Saturday, February 4, 2012

I went to war. Not.

       The Stolen Valor Act is bouncing around the courts.  The latest ruling at the appellate level has determined that the law, which makes it a crime to lie about your military record, does not violate the First Amendment because, the court reasoned, the F.A. doesn't protect lies.  That case involves Rick Strandlof, who told some whoppers in Colorado a few years ago. The veterans he lied too, including some active in IVAW, were mostly as reluctant to challenge him as were civilians. (The Supremes will consider a different challenge to the law, also on First Amendment grounds, probably next month.)
       Advocates of unfettered speech are concerned that this expands potential punishment for "false statements of fact" and threatens journalists who publish erroneous news reports.
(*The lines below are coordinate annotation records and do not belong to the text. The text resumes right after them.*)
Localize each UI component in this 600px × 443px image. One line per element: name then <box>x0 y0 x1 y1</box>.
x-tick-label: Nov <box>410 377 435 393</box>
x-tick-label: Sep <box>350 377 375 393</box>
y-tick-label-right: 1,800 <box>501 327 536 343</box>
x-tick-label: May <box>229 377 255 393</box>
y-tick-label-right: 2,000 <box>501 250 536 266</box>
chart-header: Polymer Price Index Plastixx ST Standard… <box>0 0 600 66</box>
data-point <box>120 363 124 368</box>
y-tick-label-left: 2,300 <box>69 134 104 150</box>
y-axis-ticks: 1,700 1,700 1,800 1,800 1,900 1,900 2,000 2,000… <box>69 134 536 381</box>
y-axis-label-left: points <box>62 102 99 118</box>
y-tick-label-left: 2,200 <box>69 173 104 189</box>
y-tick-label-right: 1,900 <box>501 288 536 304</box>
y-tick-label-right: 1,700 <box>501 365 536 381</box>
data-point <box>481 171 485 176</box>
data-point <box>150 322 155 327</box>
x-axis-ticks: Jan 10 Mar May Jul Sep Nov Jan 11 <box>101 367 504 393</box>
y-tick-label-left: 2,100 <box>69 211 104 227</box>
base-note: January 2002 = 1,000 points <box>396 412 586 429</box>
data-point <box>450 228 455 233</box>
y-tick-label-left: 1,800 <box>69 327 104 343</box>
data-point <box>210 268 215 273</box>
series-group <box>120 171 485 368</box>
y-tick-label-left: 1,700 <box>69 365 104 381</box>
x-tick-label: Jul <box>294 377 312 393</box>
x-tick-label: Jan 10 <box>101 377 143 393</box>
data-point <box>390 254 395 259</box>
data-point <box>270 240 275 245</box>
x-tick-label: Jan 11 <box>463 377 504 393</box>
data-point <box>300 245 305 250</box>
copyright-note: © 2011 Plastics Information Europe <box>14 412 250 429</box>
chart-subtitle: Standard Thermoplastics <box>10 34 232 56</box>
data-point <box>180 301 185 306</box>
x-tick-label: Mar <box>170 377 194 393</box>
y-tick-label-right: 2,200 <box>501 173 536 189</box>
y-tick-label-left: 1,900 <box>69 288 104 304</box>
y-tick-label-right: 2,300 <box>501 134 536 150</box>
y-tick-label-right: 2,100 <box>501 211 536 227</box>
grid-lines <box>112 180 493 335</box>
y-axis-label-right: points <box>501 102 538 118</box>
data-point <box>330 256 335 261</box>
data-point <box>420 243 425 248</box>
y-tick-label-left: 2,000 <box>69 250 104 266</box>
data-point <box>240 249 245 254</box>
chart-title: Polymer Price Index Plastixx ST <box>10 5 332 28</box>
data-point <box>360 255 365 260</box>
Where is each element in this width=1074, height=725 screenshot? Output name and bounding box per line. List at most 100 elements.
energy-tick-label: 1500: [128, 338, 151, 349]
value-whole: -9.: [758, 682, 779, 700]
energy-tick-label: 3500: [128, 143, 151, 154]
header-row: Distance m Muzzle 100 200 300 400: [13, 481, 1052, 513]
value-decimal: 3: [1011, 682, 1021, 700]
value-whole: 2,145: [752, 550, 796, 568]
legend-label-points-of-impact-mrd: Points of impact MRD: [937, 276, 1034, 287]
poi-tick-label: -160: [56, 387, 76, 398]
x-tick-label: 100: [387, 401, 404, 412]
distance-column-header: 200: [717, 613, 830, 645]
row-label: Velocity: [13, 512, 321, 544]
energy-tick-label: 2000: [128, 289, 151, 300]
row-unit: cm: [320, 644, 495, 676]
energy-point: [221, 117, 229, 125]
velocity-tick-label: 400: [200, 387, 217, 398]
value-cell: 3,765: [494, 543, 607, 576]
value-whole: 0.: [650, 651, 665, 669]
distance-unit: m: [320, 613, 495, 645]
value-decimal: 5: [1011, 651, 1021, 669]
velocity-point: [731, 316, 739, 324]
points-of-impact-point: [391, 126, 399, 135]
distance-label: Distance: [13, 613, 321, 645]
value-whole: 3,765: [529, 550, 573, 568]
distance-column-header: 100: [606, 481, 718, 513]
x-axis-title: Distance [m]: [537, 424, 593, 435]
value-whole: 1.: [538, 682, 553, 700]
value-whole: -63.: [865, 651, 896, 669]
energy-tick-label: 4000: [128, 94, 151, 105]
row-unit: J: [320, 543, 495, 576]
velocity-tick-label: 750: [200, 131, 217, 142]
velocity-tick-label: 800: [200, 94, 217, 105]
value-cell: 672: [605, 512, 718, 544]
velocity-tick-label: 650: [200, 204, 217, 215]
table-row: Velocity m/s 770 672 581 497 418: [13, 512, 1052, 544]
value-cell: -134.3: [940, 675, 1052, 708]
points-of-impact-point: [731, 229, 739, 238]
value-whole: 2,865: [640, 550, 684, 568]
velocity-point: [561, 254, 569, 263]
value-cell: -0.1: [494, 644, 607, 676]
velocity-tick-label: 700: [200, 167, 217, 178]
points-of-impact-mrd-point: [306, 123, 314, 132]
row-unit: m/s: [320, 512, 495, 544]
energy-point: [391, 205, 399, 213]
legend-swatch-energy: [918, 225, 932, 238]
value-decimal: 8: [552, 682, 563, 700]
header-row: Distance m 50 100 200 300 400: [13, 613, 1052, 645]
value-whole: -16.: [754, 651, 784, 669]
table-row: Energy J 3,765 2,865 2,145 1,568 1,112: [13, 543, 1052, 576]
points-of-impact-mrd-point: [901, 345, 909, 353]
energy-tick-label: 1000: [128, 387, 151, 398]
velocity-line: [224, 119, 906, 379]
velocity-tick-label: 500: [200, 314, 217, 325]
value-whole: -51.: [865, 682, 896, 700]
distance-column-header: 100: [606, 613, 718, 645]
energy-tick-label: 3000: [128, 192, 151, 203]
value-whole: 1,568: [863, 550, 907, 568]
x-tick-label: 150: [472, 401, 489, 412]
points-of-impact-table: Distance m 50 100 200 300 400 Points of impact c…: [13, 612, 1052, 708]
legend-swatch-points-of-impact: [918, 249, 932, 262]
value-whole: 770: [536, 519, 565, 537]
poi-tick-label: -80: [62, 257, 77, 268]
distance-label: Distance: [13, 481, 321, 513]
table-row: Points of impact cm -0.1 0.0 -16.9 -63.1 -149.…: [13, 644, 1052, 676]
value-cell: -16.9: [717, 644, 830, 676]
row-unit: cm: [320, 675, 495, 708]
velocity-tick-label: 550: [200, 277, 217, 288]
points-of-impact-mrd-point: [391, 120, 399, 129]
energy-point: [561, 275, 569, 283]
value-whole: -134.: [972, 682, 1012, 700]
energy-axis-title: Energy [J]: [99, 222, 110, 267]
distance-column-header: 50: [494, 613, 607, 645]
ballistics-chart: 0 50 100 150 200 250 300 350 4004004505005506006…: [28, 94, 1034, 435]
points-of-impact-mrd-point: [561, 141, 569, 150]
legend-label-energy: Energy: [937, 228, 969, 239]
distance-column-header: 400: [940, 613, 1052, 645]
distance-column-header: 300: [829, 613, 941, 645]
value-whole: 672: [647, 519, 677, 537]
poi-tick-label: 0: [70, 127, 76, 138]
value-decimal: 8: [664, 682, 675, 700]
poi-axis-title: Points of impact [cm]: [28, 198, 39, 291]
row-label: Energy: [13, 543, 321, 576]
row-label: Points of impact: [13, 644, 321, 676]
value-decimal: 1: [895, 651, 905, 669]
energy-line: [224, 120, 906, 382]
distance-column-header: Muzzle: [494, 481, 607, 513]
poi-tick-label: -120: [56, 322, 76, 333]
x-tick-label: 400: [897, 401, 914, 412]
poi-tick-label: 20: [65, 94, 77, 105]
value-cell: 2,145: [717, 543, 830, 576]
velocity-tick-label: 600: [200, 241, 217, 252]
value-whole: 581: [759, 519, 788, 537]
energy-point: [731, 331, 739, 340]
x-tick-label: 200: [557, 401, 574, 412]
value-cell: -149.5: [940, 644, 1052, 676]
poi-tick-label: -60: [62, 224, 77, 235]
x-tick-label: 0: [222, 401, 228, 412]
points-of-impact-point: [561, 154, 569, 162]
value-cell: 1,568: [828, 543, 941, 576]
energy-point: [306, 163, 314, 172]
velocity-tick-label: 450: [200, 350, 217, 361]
We all know we're not supposed to lie, but if that decision stands, it would be a significant roll backward on press freedom. 
      I have a different concern, a question: Why are the facts about whether someone was a soldier more sacrosanct than other speech?  Making up or exaggerating a military record is remarkably common: politicians, professors and other storytellers get outed for it regularly.  Some get away with it (Geo. W. Bush, anyone?), some resign in disgrace. 
       On the other hand, a lot of veterans play down their wartime actions --out of modesty or revulsion at the question, Did you kill anybody?  But sometimes they do it out of guilt for what they did and took part in.  Are those false statements also illegal under this law, or would that have to be the Stolen Guilt Act?   Because it's all there in the name: that knee-jerk, too-simple-by-half assumption that anyone who puts on a military uniform and makes it out of boot camp is a person of valor; i.e. a hero.  And no one should steal from a hero, right?  Unless, of course, real valor can be neither bestowed, nor taken away.